The opposition questioned the minister, in a parliamentary committee on Tuesday, about awarding a contract to McKinsey following a report by Radio Canada.
The Department of the Economy awarded McKinsey a contract in July 2021 to review government initiatives to stimulate economic growth in Quebec.
However, Quebec asked KPMG five months ago to “identify targets for post-pandemic recovery efforts.” Both companies submitted bids on the same call for bids for the first study. A few months later, MacKenzie obtained the second mandate by mutual agreement.
In response to a question from the opposition, the minister replied that the government did not grant the same authorization to two different companies. First, they are two completely different tasks. »
KPMG was supposed to be given a mandate to consider reviving some industrial sectors, the minister said. For the second term, the Ministry identified some possible interventions regarding areas of innovation. McKinsey would have been required to “tag” the ministry’s information with the outside company’s knowledge of the international context.

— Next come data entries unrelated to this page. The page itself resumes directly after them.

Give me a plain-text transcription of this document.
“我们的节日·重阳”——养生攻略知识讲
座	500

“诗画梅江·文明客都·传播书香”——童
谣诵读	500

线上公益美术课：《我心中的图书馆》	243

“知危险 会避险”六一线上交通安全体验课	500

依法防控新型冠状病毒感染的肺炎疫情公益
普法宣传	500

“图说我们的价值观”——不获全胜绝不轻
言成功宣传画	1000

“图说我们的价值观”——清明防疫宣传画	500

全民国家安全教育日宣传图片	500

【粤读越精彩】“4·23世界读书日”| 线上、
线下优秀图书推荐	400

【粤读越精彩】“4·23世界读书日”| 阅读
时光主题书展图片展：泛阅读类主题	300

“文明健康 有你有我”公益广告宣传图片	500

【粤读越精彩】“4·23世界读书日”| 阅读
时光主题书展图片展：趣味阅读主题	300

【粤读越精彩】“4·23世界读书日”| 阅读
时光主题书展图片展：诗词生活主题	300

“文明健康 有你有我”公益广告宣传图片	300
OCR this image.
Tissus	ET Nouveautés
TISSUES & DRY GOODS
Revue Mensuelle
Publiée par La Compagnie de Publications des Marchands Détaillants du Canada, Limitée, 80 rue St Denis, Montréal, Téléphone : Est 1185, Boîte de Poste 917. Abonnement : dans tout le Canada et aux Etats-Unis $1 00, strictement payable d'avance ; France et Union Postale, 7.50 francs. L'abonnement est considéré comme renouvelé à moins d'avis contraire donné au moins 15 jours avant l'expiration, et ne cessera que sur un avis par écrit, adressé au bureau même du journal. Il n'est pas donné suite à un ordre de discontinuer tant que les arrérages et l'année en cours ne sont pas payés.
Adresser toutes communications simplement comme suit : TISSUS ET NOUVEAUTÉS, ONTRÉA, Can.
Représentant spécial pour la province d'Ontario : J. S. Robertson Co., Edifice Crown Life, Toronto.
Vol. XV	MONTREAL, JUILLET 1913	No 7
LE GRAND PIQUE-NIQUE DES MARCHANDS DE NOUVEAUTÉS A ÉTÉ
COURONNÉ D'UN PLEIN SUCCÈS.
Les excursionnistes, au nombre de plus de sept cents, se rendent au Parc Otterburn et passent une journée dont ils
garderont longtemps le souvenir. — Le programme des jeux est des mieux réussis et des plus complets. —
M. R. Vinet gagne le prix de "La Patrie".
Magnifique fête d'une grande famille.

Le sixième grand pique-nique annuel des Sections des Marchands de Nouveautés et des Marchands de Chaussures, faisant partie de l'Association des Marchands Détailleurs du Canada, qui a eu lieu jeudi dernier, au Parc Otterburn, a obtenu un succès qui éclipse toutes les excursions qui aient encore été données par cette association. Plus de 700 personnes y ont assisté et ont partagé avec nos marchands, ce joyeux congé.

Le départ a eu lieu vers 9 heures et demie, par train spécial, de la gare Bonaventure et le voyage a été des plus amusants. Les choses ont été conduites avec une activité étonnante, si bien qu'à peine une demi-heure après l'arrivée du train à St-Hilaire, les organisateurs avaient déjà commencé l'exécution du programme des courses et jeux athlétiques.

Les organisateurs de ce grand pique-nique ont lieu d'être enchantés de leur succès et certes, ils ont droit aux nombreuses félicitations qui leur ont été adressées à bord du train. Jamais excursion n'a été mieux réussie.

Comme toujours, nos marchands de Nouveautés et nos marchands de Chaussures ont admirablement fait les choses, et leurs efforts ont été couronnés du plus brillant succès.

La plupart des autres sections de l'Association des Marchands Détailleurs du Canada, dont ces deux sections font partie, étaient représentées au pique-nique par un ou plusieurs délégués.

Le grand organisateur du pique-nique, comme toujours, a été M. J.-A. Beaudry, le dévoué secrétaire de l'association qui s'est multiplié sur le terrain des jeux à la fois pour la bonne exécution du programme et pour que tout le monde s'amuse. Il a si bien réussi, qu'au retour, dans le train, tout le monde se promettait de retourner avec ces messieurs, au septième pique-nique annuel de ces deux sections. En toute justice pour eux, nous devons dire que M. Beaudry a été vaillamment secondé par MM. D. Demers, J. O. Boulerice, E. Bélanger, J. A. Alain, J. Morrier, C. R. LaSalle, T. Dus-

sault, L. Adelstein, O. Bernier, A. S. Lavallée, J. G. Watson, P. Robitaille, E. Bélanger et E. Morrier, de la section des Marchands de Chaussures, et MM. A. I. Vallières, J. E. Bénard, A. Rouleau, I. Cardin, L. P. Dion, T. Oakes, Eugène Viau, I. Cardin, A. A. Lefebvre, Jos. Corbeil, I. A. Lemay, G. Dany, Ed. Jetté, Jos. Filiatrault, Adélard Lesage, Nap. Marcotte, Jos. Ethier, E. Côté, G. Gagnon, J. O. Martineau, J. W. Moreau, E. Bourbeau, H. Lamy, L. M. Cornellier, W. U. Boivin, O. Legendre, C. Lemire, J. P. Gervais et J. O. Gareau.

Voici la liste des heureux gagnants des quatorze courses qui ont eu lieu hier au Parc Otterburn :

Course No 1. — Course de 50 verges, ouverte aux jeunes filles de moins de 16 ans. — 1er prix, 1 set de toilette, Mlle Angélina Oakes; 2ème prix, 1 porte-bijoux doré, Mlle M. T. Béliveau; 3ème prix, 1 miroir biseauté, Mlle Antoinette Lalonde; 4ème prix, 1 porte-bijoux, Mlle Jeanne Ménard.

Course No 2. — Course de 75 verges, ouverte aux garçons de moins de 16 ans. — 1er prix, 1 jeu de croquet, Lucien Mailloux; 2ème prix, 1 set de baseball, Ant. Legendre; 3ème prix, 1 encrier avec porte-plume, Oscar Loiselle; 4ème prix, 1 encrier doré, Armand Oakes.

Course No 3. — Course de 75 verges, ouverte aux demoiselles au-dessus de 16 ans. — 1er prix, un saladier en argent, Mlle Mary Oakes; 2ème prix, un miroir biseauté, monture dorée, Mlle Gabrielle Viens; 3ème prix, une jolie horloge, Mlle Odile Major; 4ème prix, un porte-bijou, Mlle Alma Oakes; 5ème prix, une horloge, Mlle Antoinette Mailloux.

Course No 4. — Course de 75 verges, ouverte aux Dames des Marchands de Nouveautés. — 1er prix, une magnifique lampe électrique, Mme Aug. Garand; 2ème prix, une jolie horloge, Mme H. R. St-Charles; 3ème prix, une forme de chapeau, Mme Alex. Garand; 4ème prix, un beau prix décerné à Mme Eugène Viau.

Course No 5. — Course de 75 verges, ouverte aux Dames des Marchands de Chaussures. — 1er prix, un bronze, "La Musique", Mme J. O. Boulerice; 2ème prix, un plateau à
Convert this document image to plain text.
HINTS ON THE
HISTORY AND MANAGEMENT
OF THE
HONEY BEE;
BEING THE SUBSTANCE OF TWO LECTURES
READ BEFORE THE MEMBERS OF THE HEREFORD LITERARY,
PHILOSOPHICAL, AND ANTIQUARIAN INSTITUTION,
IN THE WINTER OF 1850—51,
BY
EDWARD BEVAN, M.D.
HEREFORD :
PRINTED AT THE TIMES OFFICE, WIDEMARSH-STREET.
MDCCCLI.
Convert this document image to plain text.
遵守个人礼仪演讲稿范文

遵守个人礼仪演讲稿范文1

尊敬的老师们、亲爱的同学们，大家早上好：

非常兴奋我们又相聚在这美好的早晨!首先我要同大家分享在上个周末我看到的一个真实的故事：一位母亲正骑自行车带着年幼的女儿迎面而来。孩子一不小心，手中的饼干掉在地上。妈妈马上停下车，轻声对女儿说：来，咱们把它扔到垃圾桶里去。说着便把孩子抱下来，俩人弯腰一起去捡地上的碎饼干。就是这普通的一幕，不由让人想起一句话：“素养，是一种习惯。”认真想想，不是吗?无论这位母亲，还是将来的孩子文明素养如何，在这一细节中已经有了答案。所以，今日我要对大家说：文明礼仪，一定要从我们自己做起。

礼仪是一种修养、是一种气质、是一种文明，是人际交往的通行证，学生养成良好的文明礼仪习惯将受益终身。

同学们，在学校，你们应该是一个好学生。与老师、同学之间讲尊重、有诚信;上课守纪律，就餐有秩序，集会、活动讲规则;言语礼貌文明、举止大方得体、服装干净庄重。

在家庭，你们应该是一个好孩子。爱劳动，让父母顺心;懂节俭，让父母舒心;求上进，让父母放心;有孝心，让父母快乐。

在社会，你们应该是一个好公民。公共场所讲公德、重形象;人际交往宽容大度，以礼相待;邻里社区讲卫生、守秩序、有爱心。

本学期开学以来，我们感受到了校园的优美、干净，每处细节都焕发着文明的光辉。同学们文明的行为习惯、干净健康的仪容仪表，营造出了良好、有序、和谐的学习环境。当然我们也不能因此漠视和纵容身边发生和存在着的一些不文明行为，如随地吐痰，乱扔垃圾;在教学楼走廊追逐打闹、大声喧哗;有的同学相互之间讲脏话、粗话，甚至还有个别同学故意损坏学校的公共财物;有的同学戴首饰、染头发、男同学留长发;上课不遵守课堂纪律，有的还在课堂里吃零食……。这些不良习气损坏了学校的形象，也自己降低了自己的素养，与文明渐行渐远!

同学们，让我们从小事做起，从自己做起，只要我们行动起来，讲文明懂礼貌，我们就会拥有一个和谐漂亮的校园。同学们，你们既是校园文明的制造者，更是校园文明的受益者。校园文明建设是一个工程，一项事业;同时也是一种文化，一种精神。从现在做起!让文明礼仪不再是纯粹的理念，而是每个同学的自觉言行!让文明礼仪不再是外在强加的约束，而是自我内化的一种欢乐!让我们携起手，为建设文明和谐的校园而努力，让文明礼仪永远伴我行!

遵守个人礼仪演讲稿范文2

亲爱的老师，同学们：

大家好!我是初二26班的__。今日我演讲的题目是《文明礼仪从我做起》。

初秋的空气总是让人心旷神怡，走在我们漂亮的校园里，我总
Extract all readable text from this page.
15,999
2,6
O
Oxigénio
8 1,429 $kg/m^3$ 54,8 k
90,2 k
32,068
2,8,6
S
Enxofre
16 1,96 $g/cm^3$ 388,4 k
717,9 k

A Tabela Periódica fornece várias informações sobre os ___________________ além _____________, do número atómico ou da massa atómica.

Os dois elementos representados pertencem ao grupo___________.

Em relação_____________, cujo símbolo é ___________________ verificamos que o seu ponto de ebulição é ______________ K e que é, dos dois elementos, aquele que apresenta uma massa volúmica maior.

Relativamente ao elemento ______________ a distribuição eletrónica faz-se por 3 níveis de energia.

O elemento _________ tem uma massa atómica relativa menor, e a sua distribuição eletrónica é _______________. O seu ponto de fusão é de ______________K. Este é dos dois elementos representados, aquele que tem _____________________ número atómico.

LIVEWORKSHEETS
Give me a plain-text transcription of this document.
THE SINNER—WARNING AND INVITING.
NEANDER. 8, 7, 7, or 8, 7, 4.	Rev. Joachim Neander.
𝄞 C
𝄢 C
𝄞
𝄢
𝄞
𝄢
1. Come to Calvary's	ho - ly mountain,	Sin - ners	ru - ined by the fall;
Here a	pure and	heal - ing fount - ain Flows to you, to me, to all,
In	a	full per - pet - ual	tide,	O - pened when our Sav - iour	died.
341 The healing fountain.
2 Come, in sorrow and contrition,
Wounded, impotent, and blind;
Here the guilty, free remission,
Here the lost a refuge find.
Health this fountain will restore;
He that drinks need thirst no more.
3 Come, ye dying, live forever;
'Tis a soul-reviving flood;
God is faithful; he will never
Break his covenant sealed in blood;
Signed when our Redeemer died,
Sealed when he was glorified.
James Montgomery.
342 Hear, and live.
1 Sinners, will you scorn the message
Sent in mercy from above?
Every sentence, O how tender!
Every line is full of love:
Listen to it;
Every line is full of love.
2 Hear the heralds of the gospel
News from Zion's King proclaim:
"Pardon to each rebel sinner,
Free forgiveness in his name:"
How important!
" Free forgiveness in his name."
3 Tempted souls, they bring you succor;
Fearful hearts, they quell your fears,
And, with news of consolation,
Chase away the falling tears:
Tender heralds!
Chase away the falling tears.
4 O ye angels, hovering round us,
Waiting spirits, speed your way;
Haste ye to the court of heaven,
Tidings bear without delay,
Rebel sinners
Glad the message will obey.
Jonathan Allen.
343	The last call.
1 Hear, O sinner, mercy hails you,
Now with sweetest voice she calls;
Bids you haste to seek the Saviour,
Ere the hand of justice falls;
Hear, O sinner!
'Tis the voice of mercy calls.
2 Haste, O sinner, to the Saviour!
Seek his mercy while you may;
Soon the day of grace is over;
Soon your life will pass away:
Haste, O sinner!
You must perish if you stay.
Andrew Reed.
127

The Minister was also asked if he was satisfied with the KPMG study or if the application to McKinsey reflected dissatisfaction with the first study. He replied, “Look, it gave us some criteria for reviving certain sectors.”
Using outside companies allows the department to validate its teams’ assumptions and obtain additional information, according to Mr. Fitzgibbon. “We wanted to make sure that we don’t make mistakes, because there is a lot of money that we are going to invest in areas of innovation.”
He also defended the decision to award the contract to McKinsey by mutual agreement without entering into an invitation to bid. “We wanted to be efficient and we could do it without a prescription. We followed all the rules.”
The minister said he would not publish the two reports for “two reasons”. Advisers’ opinions are never made public. […]. Secondly, there are certain things in the reports that the government uses in decision-making. In these cases, the reports are not (published). »
In a tense dialogue with the minister, the leader of the Parti Québécois, Paul Saint-Pierre Plamondon, laments that the secrecy of the studies precludes checking whether they are different, as Mr. Fitzgibbon asserts.
The answer also made the liberal critic of economics, Frédéric Beutschmann, react. He noted that the Legault government had already published public reports from outside companies. “It’s a matter of will. If you want to make it public, you can.”
Mr. Bushmin believes this modus operandi “gives the impression” that the government is choosing to publish public reports that suit it and puts a seal of secrecy on studies that can produce conclusions that would make them less good for journalism.